On the whole, during the inter-war period, output of cotton piece goods, steel ingots, paper, etc., increased substantially. Many other industries also progressed even in terms of employment and the number of factories. But as far as diversification was concerned, it was indeed slow and the state of transformation of the economy was only ‘marginal’.
The Second World War, however, opened a new phase in India’s industrial history. As the character of the World War II was different from that of the First, the latter created a far more urgent and intense demand for the rapid growth of India’s basic and key industries. Against the backdrop of this favoured ambience of industrial development and the near-cessation of imports due to war operations, Indian industries somehow came to take pleasure in having a quasi- monopoly situation in the home market.
As a result, not only industrial output of large scale industries expanded significantly, but also a more widening of the industrial diversification became possible during the war-time years. During 1938-39 and 1945-46, the general index of output of all large scale manufacturing activity (at 1938-39 prices) rose from 100 to 161.6 and that of factory employment increased from 100 to 159.

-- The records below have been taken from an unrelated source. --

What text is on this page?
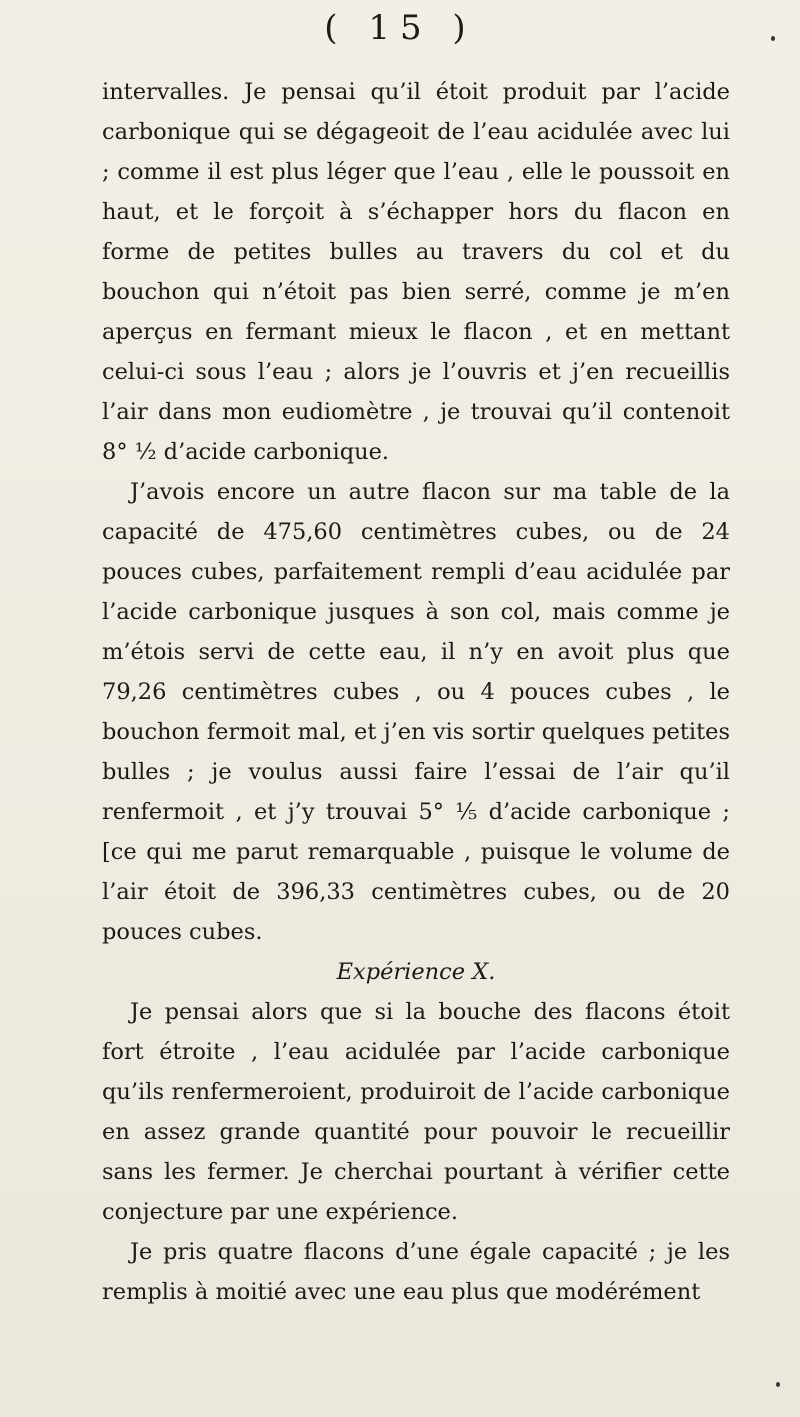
( 15 )

intervalles. Je pensai qu’il étoit produit par l’acide carbonique qui se dégageoit de l’eau acidulée avec lui ; comme il est plus léger que l’eau , elle le poussoit en haut, et le forçoit à s’échapper hors du flacon en forme de petites bulles au travers du col et du bouchon qui n’étoit pas bien serré, comme je m’en aperçus en fermant mieux le flacon , et en mettant celui-ci sous l’eau ; alors je l’ouvris et j’en recueillis l’air dans mon eudiomètre , je trouvai qu’il contenoit 8° ½ d’acide carbonique.

J’avois encore un autre flacon sur ma table de la capacité de 475,60 centimètres cubes, ou de 24 pouces cubes, parfaitement rempli d’eau acidulée par l’acide carbonique jusques à son col, mais comme je m’étois servi de cette eau, il n’y en avoit plus que 79,26 centimètres cubes , ou 4 pouces cubes , le bouchon fermoit mal, et j’en vis sortir quelques petites bulles ; je voulus aussi faire l’essai de l’air qu’il renfermoit , et j’y trouvai 5° ⅕ d’acide carbonique ; [ce qui me parut remarquable , puisque le volume de l’air étoit de 396,33 centimètres cubes, ou de 20 pouces cubes.

Expérience X.

Je pensai alors que si la bouche des flacons étoit fort étroite , l’eau acidulée par l’acide carbonique qu’ils renfermeroient, produiroit de l’acide carbonique en assez grande quantité pour pouvoir le recueillir sans les fermer. Je cherchai pourtant à vérifier cette conjecture par une expérience.

Je pris quatre flacons d’une égale capacité ; je les remplis à moitié avec une eau plus que modérément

Despite this headway, India’s manufacturing before independence displayed many frailties. Firstly, India did not possess capital goods industries worth the name. This, therefore, hampered her potentiality to reproduce its existing productive capacity. Secondly, import dependence of the Indian manufacturing sector was enormous.
Thirdly, possession of technical skill and institutes offering technical education were virtually negligible. Industrial development is largely conditioned by the stock of ‘human capital’—the stock of scientific and technical cadre. India was still a country denied to grow by the apathetic foreign government.
However, the prospect for industrial development in India after independence must not be undermined as she had already constructed enough possibilities for industrial development.
In this connection, it is better to point out some reasons behind the low level of industrial development in India.
It was the result of:
(i) Inadequate capital accumulation;
(ii) Mobilisation of unproductive investment; (Keynes castigated inordinate love for liquidity of Indians. Male people were desirous of seeing jewellery in the neck of their female counterparts);
(iii) Undue preference for quick-return yielding commerce and trading activities of the Indian capitalist classes; and
(iv) Concentration of entrepreneurship in the hands of a few small sections of Indians.
In addition, shortage of capital goods and absence of skilled personnel also acted as drag on India’s industrial development.
Though these acted as strong depressants, colonial status seemed to be the strongest stumbling block for India’s drive for industrialization. Above all, the contribution of the British Government towards India’s industrialization was minimal before 1916, that is, before the establishment of the Industrial Commission. The industrial policy of the imperial power could be described as ‘a case of too little and too late’.